Therapy programmes for disabled at risk
By the beginning of August, Inspire had still not received any payment for April, May, June and July.
Parents of disabled persons receiving therapies provided by Inspire in a programme government had agreed (after two years of negotiations) to part-finance six months ago, are worried that these therapies cannot be guaranteed in the new scholastic year that has just started as government has failed to sign the formal agreement with Inspire.
Government has also failed to deliver on its promises to issue monthly payments to Inspire for this programme. By the beginning of August, Inspire had still not received any payment for April, May, June and July. This has created a huge problem for Inspire as they pay their salaries on time every month.
Extension
Companies involved in the oil trade in Malta are angry that government is planning to extend the lease of the San Lucian Terminal to Falzon Group of Companies before the coming election and without issuing any tender. The present lease agreement runs out in March 2013 and Falzon Group of Companies would like to have it renewed as it is very profitable.
Other companies would like to tender to acquire these facilities which are the largest storage terminals that can hold up to 45,000 cubic metres of a wide range of fuel oil located at Qajjenza near the Malta Freeport.
From the San Lucian Terminal Falzon Group of Companies operate four bunker barges to supply the various petroleum products required by vessels crossing the Mediterranean.
Falzon Group of Companies has been trying for at least two years to have the lease agreement renewed. Falzon is very close to Finance Minister Tonio Fenech.
Numbers
In his speech on 20 September 2012, Prime Minister Lawrence Gonzi said that the number of pensioners that have chosen, or are constrained to work to make ends meet, amounts to some 8,000 persons.
Last April, Parliamentary Secretary Mario Galea claimed that these amounted to 10,000.
Does it mean that between April and September 2,000 pensioners who used to work have now lost their job?
Eurostat statistics contradict the claims of the Prime Minister and Parliamentary Secretary Galea. The latest available Eurostat data for April - June 2012 puts the number of those in employment over the age of 60 at 6,500. This is 20% less than Gonzi's claim and 35% less than Galea's claim.
Blaming victims
In the first six months of this year the number of cases of domestic violence reported to the police in Malta reached 486. Since 2005, the number of domestic violence cases reported to the police in Malta has quadrupled, 848 cases being reported in 2011.

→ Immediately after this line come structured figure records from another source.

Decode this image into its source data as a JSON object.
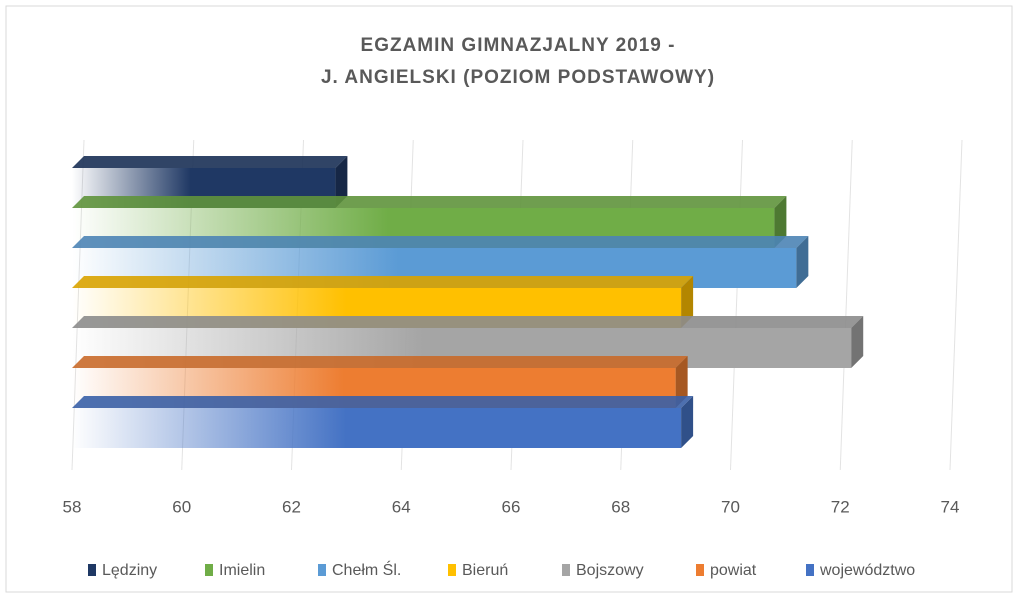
{
  "chart_data": {
    "type": "bar",
    "orientation": "horizontal",
    "title": [
      "EGZAMIN GIMNAZJALNY 2019 -",
      "J. ANGIELSKI (POZIOM PODSTAWOWY)"
    ],
    "series": [
      {
        "name": "Lędziny",
        "color": "#1f3864",
        "values": [
          62.8
        ]
      },
      {
        "name": "Imielin",
        "color": "#70ad47",
        "values": [
          70.8
        ]
      },
      {
        "name": "Chełm Śl.",
        "color": "#5b9bd5",
        "values": [
          71.2
        ]
      },
      {
        "name": "Bieruń",
        "color": "#ffc000",
        "values": [
          69.1
        ]
      },
      {
        "name": "Bojszowy",
        "color": "#a5a5a5",
        "values": [
          72.2
        ]
      },
      {
        "name": "powiat",
        "color": "#ed7d31",
        "values": [
          69.0
        ]
      },
      {
        "name": "województwo",
        "color": "#4472c4",
        "values": [
          69.1
        ]
      }
    ],
    "xlim": [
      58,
      74
    ],
    "xticks": [
      58,
      60,
      62,
      64,
      66,
      68,
      70,
      72,
      74
    ],
    "grid": true,
    "legend": "bottom"
  }
}
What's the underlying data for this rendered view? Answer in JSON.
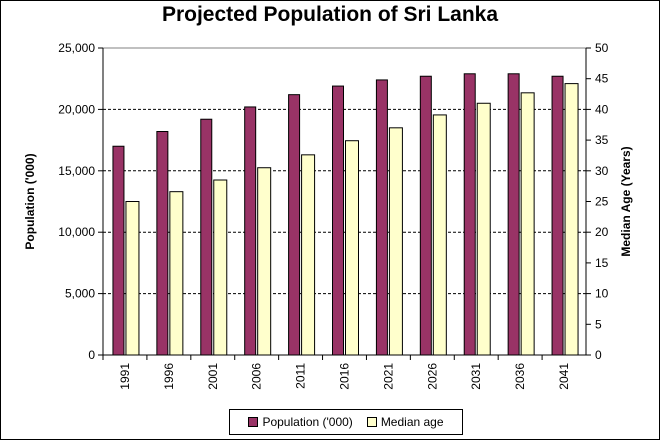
{
  "chart_data": {
    "type": "bar",
    "title": "Projected Population of Sri Lanka",
    "xlabel": "",
    "ylabel": "Population ('000)",
    "y2label": "Median Age (Years)",
    "ylim": [
      0,
      25000
    ],
    "y2lim": [
      0,
      50
    ],
    "yticks": [
      "0",
      "5,000",
      "10,000",
      "15,000",
      "20,000",
      "25,000"
    ],
    "y2ticks": [
      "0",
      "5",
      "10",
      "15",
      "20",
      "25",
      "30",
      "35",
      "40",
      "45",
      "50"
    ],
    "grid": true,
    "legend_position": "bottom",
    "categories": [
      "1991",
      "1996",
      "2001",
      "2006",
      "2011",
      "2016",
      "2021",
      "2026",
      "2031",
      "2036",
      "2041"
    ],
    "series": [
      {
        "name": "Population ('000)",
        "axis": "left",
        "color": "#993366",
        "values": [
          17000,
          18200,
          19200,
          20200,
          21200,
          21900,
          22400,
          22700,
          22900,
          22900,
          22700
        ]
      },
      {
        "name": "Median age",
        "axis": "right",
        "color": "#FFFFCC",
        "values": [
          25.0,
          26.6,
          28.5,
          30.5,
          32.6,
          34.9,
          37.0,
          39.1,
          41.0,
          42.7,
          44.2
        ]
      }
    ]
  }
}
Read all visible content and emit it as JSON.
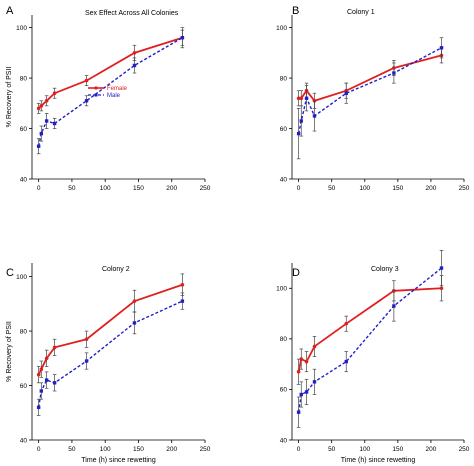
{
  "chart_data": [
    {
      "type": "line",
      "panel_letter": "A",
      "title": "Sex Effect Across All Colonies",
      "ylabel": "% Recovery of PSII",
      "xlabel": "",
      "xlim": [
        -10,
        250
      ],
      "ylim": [
        40,
        105
      ],
      "xticks": [
        0,
        50,
        100,
        150,
        200,
        250
      ],
      "yticks": [
        40,
        60,
        80,
        100
      ],
      "legend": {
        "position": "left-center",
        "entries": [
          "Female",
          "Male"
        ]
      },
      "series": [
        {
          "name": "Female",
          "color": "#e02020",
          "style": "solid",
          "marker": "circle",
          "x": [
            0,
            4,
            12,
            24,
            72,
            144,
            216
          ],
          "y": [
            68,
            69,
            71,
            74,
            79,
            90,
            96
          ],
          "err": [
            2,
            2,
            2,
            2,
            2,
            3,
            3
          ]
        },
        {
          "name": "Male",
          "color": "#2020c8",
          "style": "dashed",
          "marker": "square",
          "x": [
            0,
            4,
            12,
            24,
            72,
            144,
            216
          ],
          "y": [
            53,
            58,
            63,
            62,
            71,
            85,
            96
          ],
          "err": [
            3,
            3,
            3,
            2,
            2,
            3,
            4
          ]
        }
      ]
    },
    {
      "type": "line",
      "panel_letter": "B",
      "title": "Colony 1",
      "ylabel": "",
      "xlabel": "",
      "xlim": [
        -10,
        250
      ],
      "ylim": [
        40,
        105
      ],
      "xticks": [
        0,
        50,
        100,
        150,
        200,
        250
      ],
      "yticks": [
        40,
        60,
        80,
        100
      ],
      "series": [
        {
          "name": "Female",
          "color": "#e02020",
          "style": "solid",
          "marker": "circle",
          "x": [
            0,
            4,
            12,
            24,
            72,
            144,
            216
          ],
          "y": [
            72,
            72,
            75,
            71,
            75,
            84,
            89
          ],
          "err": [
            3,
            3,
            3,
            3,
            3,
            3,
            3
          ]
        },
        {
          "name": "Male",
          "color": "#2020c8",
          "style": "dashed",
          "marker": "square",
          "x": [
            0,
            4,
            12,
            24,
            72,
            144,
            216
          ],
          "y": [
            58,
            63,
            72,
            65,
            74,
            82,
            92
          ],
          "err": [
            10,
            6,
            5,
            6,
            4,
            4,
            4
          ]
        }
      ]
    },
    {
      "type": "line",
      "panel_letter": "C",
      "title": "Colony 2",
      "ylabel": "% Recovery of PSII",
      "xlabel": "Time (h) since rewetting",
      "xlim": [
        -10,
        250
      ],
      "ylim": [
        40,
        105
      ],
      "xticks": [
        0,
        50,
        100,
        150,
        200,
        250
      ],
      "yticks": [
        40,
        60,
        80,
        100
      ],
      "series": [
        {
          "name": "Female",
          "color": "#e02020",
          "style": "solid",
          "marker": "circle",
          "x": [
            0,
            4,
            12,
            24,
            72,
            144,
            216
          ],
          "y": [
            64,
            66,
            70,
            74,
            77,
            91,
            97
          ],
          "err": [
            3,
            3,
            3,
            3,
            3,
            4,
            4
          ]
        },
        {
          "name": "Male",
          "color": "#2020c8",
          "style": "dashed",
          "marker": "square",
          "x": [
            0,
            4,
            12,
            24,
            72,
            144,
            216
          ],
          "y": [
            52,
            58,
            62,
            61,
            69,
            83,
            91
          ],
          "err": [
            3,
            3,
            3,
            3,
            3,
            4,
            3
          ]
        }
      ]
    },
    {
      "type": "line",
      "panel_letter": "D",
      "title": "Colony 3",
      "ylabel": "",
      "xlabel": "Time (h) since rewetting",
      "xlim": [
        -10,
        250
      ],
      "ylim": [
        40,
        110
      ],
      "xticks": [
        0,
        50,
        100,
        150,
        200,
        250
      ],
      "yticks": [
        40,
        60,
        80,
        100
      ],
      "series": [
        {
          "name": "Female",
          "color": "#e02020",
          "style": "solid",
          "marker": "circle",
          "x": [
            0,
            4,
            12,
            24,
            72,
            144,
            216
          ],
          "y": [
            67,
            72,
            71,
            77,
            86,
            99,
            100
          ],
          "err": [
            5,
            4,
            4,
            4,
            3,
            4,
            5
          ]
        },
        {
          "name": "Male",
          "color": "#2020c8",
          "style": "dashed",
          "marker": "square",
          "x": [
            0,
            4,
            12,
            24,
            72,
            144,
            216
          ],
          "y": [
            51,
            58,
            59,
            63,
            71,
            93,
            108
          ],
          "err": [
            6,
            5,
            5,
            5,
            4,
            6,
            7
          ]
        }
      ]
    }
  ]
}
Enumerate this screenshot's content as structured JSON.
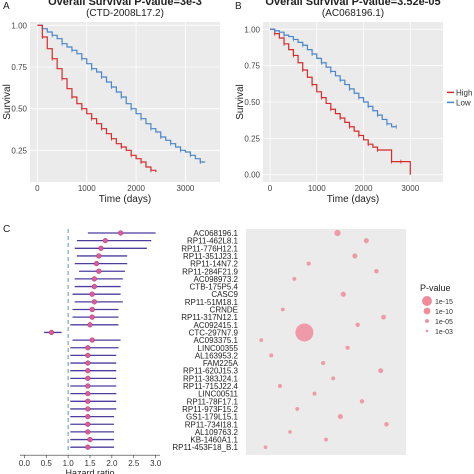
{
  "panels": {
    "a": "A",
    "b": "B",
    "c": "C"
  },
  "chart_data": [
    {
      "type": "line",
      "panel": "A",
      "title": "Overall Survival P-value=3e-3",
      "subtitle": "(CTD-2008L17.2)",
      "xlabel": "Time (days)",
      "ylabel": "Survival",
      "xlim": [
        -150,
        3700
      ],
      "ylim": [
        0.06,
        1.02
      ],
      "xticks": [
        0,
        1000,
        2000,
        3000
      ],
      "yticks": [
        0.25,
        0.5,
        0.75,
        1.0
      ],
      "ytick_labels": [
        "0.25",
        "0.50",
        "0.75",
        "1.00"
      ],
      "grid": true,
      "background": "#ebebeb",
      "series": [
        {
          "name": "",
          "color": "#4a86c8",
          "x": [
            0,
            100,
            200,
            300,
            400,
            500,
            600,
            700,
            800,
            900,
            1000,
            1100,
            1200,
            1300,
            1400,
            1500,
            1600,
            1700,
            1800,
            1900,
            2000,
            2100,
            2200,
            2300,
            2400,
            2500,
            2600,
            2700,
            2800,
            2900,
            3000,
            3100,
            3200,
            3300,
            3400
          ],
          "y": [
            1.0,
            0.98,
            0.96,
            0.94,
            0.92,
            0.89,
            0.87,
            0.85,
            0.83,
            0.8,
            0.77,
            0.74,
            0.72,
            0.69,
            0.66,
            0.63,
            0.6,
            0.57,
            0.53,
            0.5,
            0.47,
            0.44,
            0.41,
            0.38,
            0.36,
            0.33,
            0.31,
            0.29,
            0.27,
            0.25,
            0.24,
            0.22,
            0.2,
            0.18,
            0.18
          ]
        },
        {
          "name": "",
          "color": "#d62b2b",
          "x": [
            0,
            100,
            200,
            300,
            400,
            500,
            600,
            700,
            800,
            900,
            1000,
            1100,
            1200,
            1300,
            1400,
            1500,
            1600,
            1700,
            1800,
            1900,
            2000,
            2100,
            2200,
            2300,
            2400
          ],
          "y": [
            1.0,
            0.93,
            0.86,
            0.8,
            0.74,
            0.68,
            0.62,
            0.57,
            0.53,
            0.5,
            0.47,
            0.44,
            0.41,
            0.38,
            0.35,
            0.32,
            0.29,
            0.27,
            0.25,
            0.22,
            0.2,
            0.18,
            0.15,
            0.13,
            0.12
          ]
        }
      ]
    },
    {
      "type": "line",
      "panel": "B",
      "title": "Overall Survival P-value=3.52e-05",
      "subtitle": "(AC068196.1)",
      "xlabel": "Time (days)",
      "ylabel": "Survival",
      "xlim": [
        -150,
        3700
      ],
      "ylim": [
        -0.05,
        1.05
      ],
      "xticks": [
        0,
        1000,
        2000,
        3000
      ],
      "yticks": [
        0.0,
        0.25,
        0.5,
        0.75,
        1.0
      ],
      "ytick_labels": [
        "0.00",
        "0.25",
        "0.50",
        "0.75",
        "1.00"
      ],
      "grid": true,
      "background": "#ebebeb",
      "series": [
        {
          "name": "High",
          "color": "#d62b2b",
          "x": [
            0,
            100,
            200,
            300,
            400,
            500,
            600,
            700,
            800,
            900,
            1000,
            1100,
            1200,
            1300,
            1400,
            1500,
            1600,
            1700,
            1800,
            1900,
            2000,
            2100,
            2200,
            2300,
            2400,
            2600,
            2700,
            2800,
            3000
          ],
          "y": [
            1.0,
            0.97,
            0.94,
            0.9,
            0.86,
            0.82,
            0.77,
            0.72,
            0.67,
            0.62,
            0.57,
            0.53,
            0.49,
            0.45,
            0.42,
            0.39,
            0.36,
            0.33,
            0.3,
            0.27,
            0.24,
            0.21,
            0.19,
            0.17,
            0.17,
            0.09,
            0.09,
            0.09,
            0.0
          ]
        },
        {
          "name": "Low",
          "color": "#4a86c8",
          "x": [
            0,
            100,
            200,
            300,
            400,
            500,
            600,
            700,
            800,
            900,
            1000,
            1100,
            1200,
            1300,
            1400,
            1500,
            1600,
            1700,
            1800,
            1900,
            2000,
            2100,
            2200,
            2300,
            2400,
            2500,
            2600,
            2700
          ],
          "y": [
            1.0,
            0.99,
            0.98,
            0.96,
            0.95,
            0.93,
            0.91,
            0.89,
            0.86,
            0.83,
            0.8,
            0.77,
            0.74,
            0.71,
            0.68,
            0.65,
            0.62,
            0.59,
            0.56,
            0.53,
            0.5,
            0.47,
            0.44,
            0.41,
            0.38,
            0.35,
            0.33,
            0.33
          ]
        }
      ],
      "legend": {
        "placement": "right",
        "entries": [
          "High",
          "Low"
        ]
      }
    },
    {
      "type": "scatter",
      "panel": "C",
      "subtype": "forest",
      "xlabel": "Hazard ratio",
      "xlim": [
        -0.1,
        3.1
      ],
      "xticks": [
        0.0,
        0.5,
        1.0,
        1.5,
        2.0,
        2.5,
        3.0
      ],
      "xtick_labels": [
        "0.0",
        "0.5",
        "1.0",
        "1.5",
        "2.0",
        "2.5",
        "3.0"
      ],
      "reference_line": 1.0,
      "line_color": "#4b3f9e",
      "point_color": "#e05a9a",
      "categories": [
        "AC068196.1",
        "RP11-462L8.1",
        "RP11-776H12.1",
        "RP11-351J23.1",
        "RP11-14N7.2",
        "RP11-284F21.9",
        "AC098973.2",
        "CTB-175P5.4",
        "CASC9",
        "RP11-51M18.1",
        "CRNDE",
        "RP11-317N12.1",
        "AC092415.1",
        "CTC-297N7.9",
        "AC093375.1",
        "LINC00355",
        "AL163953.2",
        "FAM225A",
        "RP11-620J15.3",
        "RP11-383J24.1",
        "RP11-715J22.4",
        "LINC00511",
        "RP11-78F17.1",
        "RP11-973F15.2",
        "GS1-179L15.1",
        "RP11-734I18.1",
        "AL109763.2",
        "KB-1460A1.1",
        "RP11-453F18_B.1"
      ],
      "hr": [
        2.2,
        1.85,
        1.75,
        1.7,
        1.65,
        1.7,
        1.6,
        1.6,
        1.55,
        1.6,
        1.55,
        1.55,
        1.5,
        0.62,
        1.55,
        1.45,
        1.45,
        1.45,
        1.45,
        1.45,
        1.45,
        1.45,
        1.45,
        1.45,
        1.45,
        1.45,
        1.45,
        1.5,
        1.45
      ],
      "lower": [
        1.45,
        1.2,
        1.15,
        1.2,
        1.15,
        1.25,
        1.15,
        1.15,
        1.1,
        1.15,
        1.1,
        1.1,
        1.05,
        0.45,
        1.1,
        1.05,
        1.05,
        1.05,
        1.05,
        1.05,
        1.05,
        1.05,
        1.05,
        1.05,
        1.05,
        1.05,
        1.05,
        1.05,
        1.05
      ],
      "upper": [
        3.0,
        2.9,
        2.8,
        2.35,
        2.35,
        2.3,
        2.25,
        2.2,
        2.2,
        2.25,
        2.15,
        2.15,
        2.15,
        0.85,
        2.2,
        2.15,
        2.1,
        2.1,
        2.1,
        2.1,
        2.1,
        2.1,
        2.1,
        2.1,
        2.05,
        2.05,
        2.05,
        2.05,
        2.05
      ]
    },
    {
      "type": "scatter",
      "panel": "C",
      "subtype": "bubble",
      "background": "#ebebeb",
      "point_color": "#f08c9c",
      "points": [
        {
          "row": 0,
          "pos": 0.58,
          "neglog10p": 4.5
        },
        {
          "row": 1,
          "pos": 0.78,
          "neglog10p": 3.5
        },
        {
          "row": 3,
          "pos": 0.7,
          "neglog10p": 3.5
        },
        {
          "row": 4,
          "pos": 0.38,
          "neglog10p": 2.6
        },
        {
          "row": 5,
          "pos": 0.85,
          "neglog10p": 3
        },
        {
          "row": 6,
          "pos": 0.28,
          "neglog10p": 2.4
        },
        {
          "row": 8,
          "pos": 0.62,
          "neglog10p": 3.6
        },
        {
          "row": 10,
          "pos": 0.2,
          "neglog10p": 2.3
        },
        {
          "row": 11,
          "pos": 0.9,
          "neglog10p": 3.2
        },
        {
          "row": 12,
          "pos": 0.72,
          "neglog10p": 2.8
        },
        {
          "row": 13,
          "pos": 0.35,
          "neglog10p": 15
        },
        {
          "row": 14,
          "pos": 0.05,
          "neglog10p": 2.2
        },
        {
          "row": 15,
          "pos": 0.65,
          "neglog10p": 2.6
        },
        {
          "row": 16,
          "pos": 0.12,
          "neglog10p": 2.5
        },
        {
          "row": 17,
          "pos": 0.48,
          "neglog10p": 2.7
        },
        {
          "row": 18,
          "pos": 0.88,
          "neglog10p": 3.3
        },
        {
          "row": 19,
          "pos": 0.55,
          "neglog10p": 2.4
        },
        {
          "row": 20,
          "pos": 0.18,
          "neglog10p": 2.6
        },
        {
          "row": 21,
          "pos": 0.42,
          "neglog10p": 2.5
        },
        {
          "row": 22,
          "pos": 0.75,
          "neglog10p": 2.8
        },
        {
          "row": 23,
          "pos": 0.3,
          "neglog10p": 2.3
        },
        {
          "row": 24,
          "pos": 0.6,
          "neglog10p": 3.5
        },
        {
          "row": 25,
          "pos": 0.92,
          "neglog10p": 2.9
        },
        {
          "row": 26,
          "pos": 0.25,
          "neglog10p": 2.2
        },
        {
          "row": 27,
          "pos": 0.5,
          "neglog10p": 2.4
        },
        {
          "row": 28,
          "pos": 0.08,
          "neglog10p": 2.1
        }
      ],
      "legend": {
        "title": "P-value",
        "placement": "right",
        "entries": [
          {
            "label": "1e-15",
            "neglog10p": 15
          },
          {
            "label": "1e-10",
            "neglog10p": 10
          },
          {
            "label": "1e-05",
            "neglog10p": 5
          },
          {
            "label": "1e-03",
            "neglog10p": 3
          }
        ]
      }
    }
  ]
}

Probably there are still a considerable number of women who do not report cases of physical or psychological abuse to the police. As someone who visits hundreds of families every year I come in teach with women who endure violence in silence and prefer not to speak out. It is not the first time that they decide to break their silence but then reconsider their position as they wrongly believe that denouncing the perpetrator makes the situation worse.
Blaming victims for the violence they suffer is totally unacceptable.
I agree with what human rights NGO Aditus said: that blaming domestic violence victims for provoking the violence used against them helps to spread a culture of violence. Aditus is right to urge "a definitive zero tolerance to all forms of domestic violence, whether physical or psychological, and whether perpetrated against men, women or children. Anything short of a zero tolerance approach could detract from the responsibility the perpetrators of this violence should rightly be made to face".
Against equality
The Maltese government is supporting Britain in its efforts to block a proposal by EU Commission to impose a 40% female quota on listed company boards across the 27 country bloc.
Nine countries, including the Netherlands, Malta, and six central and eastern European countries, sent a strongly worded letter to the commission's president, José Manuel Barroso, and his deputy, Viviane Reding, who is the primary sponsor of the proposal, in an effort to dissuade the EU from going ahead with the proposal altogether.
The joint effort may force Brussels to drop the legislation, as the nine countries opposed to the proposal now have sufficient votes to block the plan under the EU's complex majority voting process.
Reding argues that despite the fact that around 60% of university graduates are female, women still represent only 14% of board members in Europe's biggest listed companies and only 3% of board presidents.
Malta, being the worst among EU Member States in this regard, stands at the bottom of the ladder despite the fact that women have achieved up to 60% of all University graduates for nearly a decade. Malta's largest 19 companies trading on the stock exchange are all chaired by men, while only three out of a hundred directors are women.